Monday, 8 February 2016

J.R.R. Tolkien (1892 - 1973) – British writer and poet

Best known for his books ‘The Hobbit’ and ‘The Lord of the Rings’, both of which were influenced by his WW1 experiences, John Ronald Ruel Tolkien was born on 3rd January in Bloemfontein, Orange Free State, South Africa.  His father, Arthur Reuel Tolkien, was the manager of a branch of a British bank.   His mother was Mabel Tolkien, nee Suffield.  He had a brother – Hilary Arthur, born in 1894.

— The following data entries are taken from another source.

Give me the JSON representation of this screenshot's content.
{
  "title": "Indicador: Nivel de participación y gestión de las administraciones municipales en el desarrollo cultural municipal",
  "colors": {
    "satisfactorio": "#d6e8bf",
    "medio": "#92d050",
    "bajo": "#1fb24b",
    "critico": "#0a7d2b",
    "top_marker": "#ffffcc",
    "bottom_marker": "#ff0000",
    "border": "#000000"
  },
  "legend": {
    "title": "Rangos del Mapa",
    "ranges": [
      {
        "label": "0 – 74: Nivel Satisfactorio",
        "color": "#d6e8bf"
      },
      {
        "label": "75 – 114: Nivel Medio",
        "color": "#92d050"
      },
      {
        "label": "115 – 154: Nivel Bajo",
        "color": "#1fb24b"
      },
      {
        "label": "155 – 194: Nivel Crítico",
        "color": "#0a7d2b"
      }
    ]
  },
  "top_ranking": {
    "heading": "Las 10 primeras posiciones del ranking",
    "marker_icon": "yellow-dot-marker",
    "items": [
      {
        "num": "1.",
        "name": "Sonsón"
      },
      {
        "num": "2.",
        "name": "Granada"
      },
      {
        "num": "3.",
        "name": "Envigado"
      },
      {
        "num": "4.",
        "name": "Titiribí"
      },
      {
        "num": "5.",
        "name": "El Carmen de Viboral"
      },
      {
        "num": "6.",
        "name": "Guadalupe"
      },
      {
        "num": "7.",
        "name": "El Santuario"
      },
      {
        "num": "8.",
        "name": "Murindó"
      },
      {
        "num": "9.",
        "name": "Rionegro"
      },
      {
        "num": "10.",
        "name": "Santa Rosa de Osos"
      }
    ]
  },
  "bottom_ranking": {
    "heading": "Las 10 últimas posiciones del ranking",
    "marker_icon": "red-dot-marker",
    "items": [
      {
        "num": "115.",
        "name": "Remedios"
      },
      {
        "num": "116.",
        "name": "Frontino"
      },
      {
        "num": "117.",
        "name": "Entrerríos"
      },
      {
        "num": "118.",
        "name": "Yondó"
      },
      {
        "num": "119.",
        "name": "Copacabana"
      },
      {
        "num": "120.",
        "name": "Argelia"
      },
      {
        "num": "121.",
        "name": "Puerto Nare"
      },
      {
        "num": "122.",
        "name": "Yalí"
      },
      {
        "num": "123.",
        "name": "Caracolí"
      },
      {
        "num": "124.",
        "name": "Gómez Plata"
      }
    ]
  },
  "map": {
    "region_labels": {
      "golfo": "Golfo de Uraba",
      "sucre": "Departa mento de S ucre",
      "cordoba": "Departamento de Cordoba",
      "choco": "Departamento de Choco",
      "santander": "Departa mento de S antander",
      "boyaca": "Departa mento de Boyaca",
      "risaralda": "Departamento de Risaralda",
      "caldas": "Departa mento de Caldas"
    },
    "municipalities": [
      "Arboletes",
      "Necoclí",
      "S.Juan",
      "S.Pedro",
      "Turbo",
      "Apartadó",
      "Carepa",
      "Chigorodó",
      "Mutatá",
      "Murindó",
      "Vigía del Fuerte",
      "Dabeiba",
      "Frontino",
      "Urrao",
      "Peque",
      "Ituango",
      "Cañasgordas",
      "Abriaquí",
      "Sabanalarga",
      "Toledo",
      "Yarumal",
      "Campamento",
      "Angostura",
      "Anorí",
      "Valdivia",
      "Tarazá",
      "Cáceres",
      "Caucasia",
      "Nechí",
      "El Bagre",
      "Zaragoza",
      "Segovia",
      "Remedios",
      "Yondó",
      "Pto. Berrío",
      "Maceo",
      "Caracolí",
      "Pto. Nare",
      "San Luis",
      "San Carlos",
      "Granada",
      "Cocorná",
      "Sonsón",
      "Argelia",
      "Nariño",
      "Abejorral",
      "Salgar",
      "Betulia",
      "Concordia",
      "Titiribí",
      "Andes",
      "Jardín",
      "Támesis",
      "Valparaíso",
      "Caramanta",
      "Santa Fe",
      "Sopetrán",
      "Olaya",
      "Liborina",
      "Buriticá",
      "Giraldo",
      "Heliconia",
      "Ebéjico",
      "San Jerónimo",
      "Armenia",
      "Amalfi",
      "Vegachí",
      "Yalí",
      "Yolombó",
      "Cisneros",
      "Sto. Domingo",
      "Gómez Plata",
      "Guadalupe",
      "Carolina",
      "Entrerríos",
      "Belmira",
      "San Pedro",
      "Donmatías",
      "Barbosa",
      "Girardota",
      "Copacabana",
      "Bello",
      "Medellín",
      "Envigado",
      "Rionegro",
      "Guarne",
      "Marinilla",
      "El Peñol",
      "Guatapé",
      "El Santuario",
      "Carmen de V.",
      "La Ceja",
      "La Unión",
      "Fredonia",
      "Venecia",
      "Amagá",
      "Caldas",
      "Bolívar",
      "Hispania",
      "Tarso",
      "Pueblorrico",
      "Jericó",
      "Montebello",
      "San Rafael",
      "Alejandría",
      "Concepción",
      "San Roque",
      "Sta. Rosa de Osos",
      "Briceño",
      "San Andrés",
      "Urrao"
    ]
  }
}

Tolkien’s father died when he was three years old while he and his brother and mother were visiting England.  Mabel took the boys to live in a Worcestershire village near Birmingham and undertook the boys’ education herself. She converted to Catholicism and was disinherited by her family.  Their mother died when Tolkien was twelve and the boys’ care passed to Jesuit Priest, Father Francis Xavier Morgan.   Tolkien went to King Edward’s School and St. Philip’s School, Birmingham before going on to Exeter College, Oxford, where he studied Classics.  He joined the University’s Officer Training Corps and obtained a first class degree in 1915. 
Tolkien then enlisted in the Army and was commissioned as a 2nd Lieutenant in the Lancashire Fusiliers.   He married his sweetheart Edith Brett on 22nd March 1916 before being sent to the Western Front.   Tolkien was based at Etaples and saw service during The Somme Offensive that began in July 1916 in Orvilles. He also took part in the raid on the Schwaben Redoubt.  

A debilitating attack of Trench Fever contracted in October 1916 meant that Tolkien was repatriated to Britain and after several bouts of the illness, he served in various camps until the end of the war.

When Edith died in 1971, Tolkien went to live in rooms at Merton College, Oxford, where he died on 2nd September 1973.